広告過剰な日本の景観

「戦後70年に思う」を書いたあと、戦後を思い出すことが多くなった。デザインのことで特に覚えているのは、戦後間もないおそらく昭和30年代のこと、西鉄大牟田線のたしか大宰府近辺だったと思うが、田んぼの中に大きな広告を出すということで、当時の地方紙の話題になったことがあった。景観を崩すというので、問題になったのであった。当時田んぼの中に広告塔を建てることに反対があったことを記憶する人がどれほどいるだろうか?今では当たり前になっている広告塔、我も我もと目立ちたがる企業が広告塔を出す、「今では当たり前のことが当時、当たり前ではなかった」ことを物語る最初の出来事であったように記憶しているが、記憶違いでしょうと言われかねないほど、現実には広告大国になってしまっている。

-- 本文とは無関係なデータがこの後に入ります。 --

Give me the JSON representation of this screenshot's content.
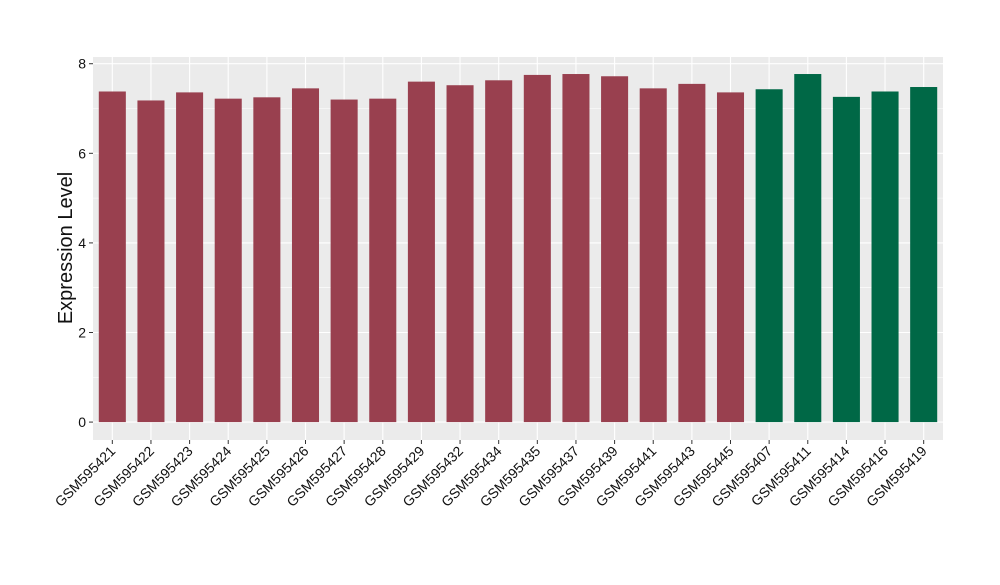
{
  "chart_data": {
    "type": "bar",
    "title": "",
    "xlabel": "",
    "ylabel": "Expression Level",
    "ylim": [
      -0.4,
      8.15
    ],
    "yticks": [
      0,
      2,
      4,
      6,
      8
    ],
    "grid": true,
    "legend": "none",
    "categories": [
      "GSM595421",
      "GSM595422",
      "GSM595423",
      "GSM595424",
      "GSM595425",
      "GSM595426",
      "GSM595427",
      "GSM595428",
      "GSM595429",
      "GSM595432",
      "GSM595434",
      "GSM595435",
      "GSM595437",
      "GSM595439",
      "GSM595441",
      "GSM595443",
      "GSM595445",
      "GSM595407",
      "GSM595411",
      "GSM595414",
      "GSM595416",
      "GSM595419"
    ],
    "values": [
      7.38,
      7.18,
      7.36,
      7.22,
      7.25,
      7.45,
      7.2,
      7.22,
      7.6,
      7.52,
      7.63,
      7.75,
      7.77,
      7.72,
      7.45,
      7.55,
      7.36,
      7.43,
      7.77,
      7.26,
      7.38,
      7.48
    ],
    "groups": [
      "a",
      "a",
      "a",
      "a",
      "a",
      "a",
      "a",
      "a",
      "a",
      "a",
      "a",
      "a",
      "a",
      "a",
      "a",
      "a",
      "a",
      "b",
      "b",
      "b",
      "b",
      "b"
    ],
    "group_colors": {
      "a": "#99404f",
      "b": "#006846"
    },
    "panel_background": "#ebebeb",
    "grid_color": "#ffffff"
  }
}
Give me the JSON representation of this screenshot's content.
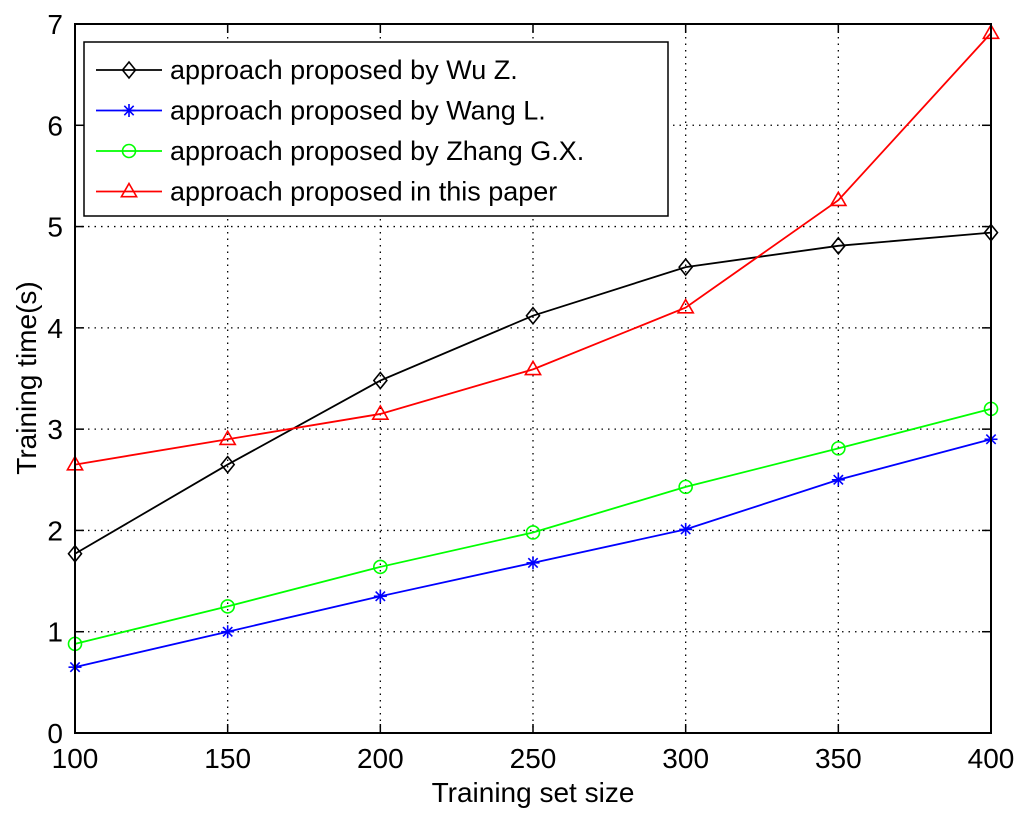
{
  "chart_data": {
    "type": "line",
    "title": "",
    "xlabel": "Training set size",
    "ylabel": "Training time(s)",
    "xlim": [
      100,
      400
    ],
    "ylim": [
      0,
      7
    ],
    "xticks": [
      100,
      150,
      200,
      250,
      300,
      350,
      400
    ],
    "yticks": [
      0,
      1,
      2,
      3,
      4,
      5,
      6,
      7
    ],
    "grid": true,
    "legend_position": "top-left",
    "x": [
      100,
      150,
      200,
      250,
      300,
      350,
      400
    ],
    "series": [
      {
        "name": "approach proposed by Wu Z.",
        "color": "#000000",
        "marker": "diamond",
        "values": [
          1.77,
          2.65,
          3.48,
          4.12,
          4.6,
          4.81,
          4.94
        ]
      },
      {
        "name": "approach proposed by Wang L.",
        "color": "#0000ff",
        "marker": "asterisk",
        "values": [
          0.65,
          1.0,
          1.35,
          1.68,
          2.01,
          2.5,
          2.9
        ]
      },
      {
        "name": "approach proposed by Zhang G.X.",
        "color": "#00ff00",
        "marker": "circle",
        "values": [
          0.88,
          1.25,
          1.64,
          1.98,
          2.43,
          2.81,
          3.2
        ]
      },
      {
        "name": "approach proposed in this paper",
        "color": "#ff0000",
        "marker": "triangle",
        "values": [
          2.65,
          2.9,
          3.15,
          3.59,
          4.2,
          5.26,
          6.91
        ]
      }
    ]
  }
}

昔は御上からのお達しは絶対的で個人が抑制されていた。そのため戦後自由となった大衆の欲求がほとばしり出るきっかけでもあったのではないだろうか?戦後民主主義が受け入れられて行く一つの事件であった。しかし前にも書いたように個人の自由が主張できるようになったのは良いが、自由の裏にある責任というものがおろそかにされたまま、個人主義が利己主義へと変質するなかで、広告が爆発的に普及して行った結果が今の日本の広告だらけの街並み形成へと進展していったのではないかと私は考えているが、美しかった昔の日本の田園風景を覚えているがゆえに、たった一つの事件を見過ごすことが今日の日本の風景を変えるきっかけになったことの一例として紹介しておきたい。そんな小さなことに目くじら立てなくたってエエジャナイカ!エエジャナイカ!お祭り好きな博多っ子のかけ声に打ち消されていった事例と言えば博多の人にしかられるかも、しかしこれが全国に広がっていって広告塔大国になってしまったのだったとしたら?そんなことあるはずがありませんよね・・・・・。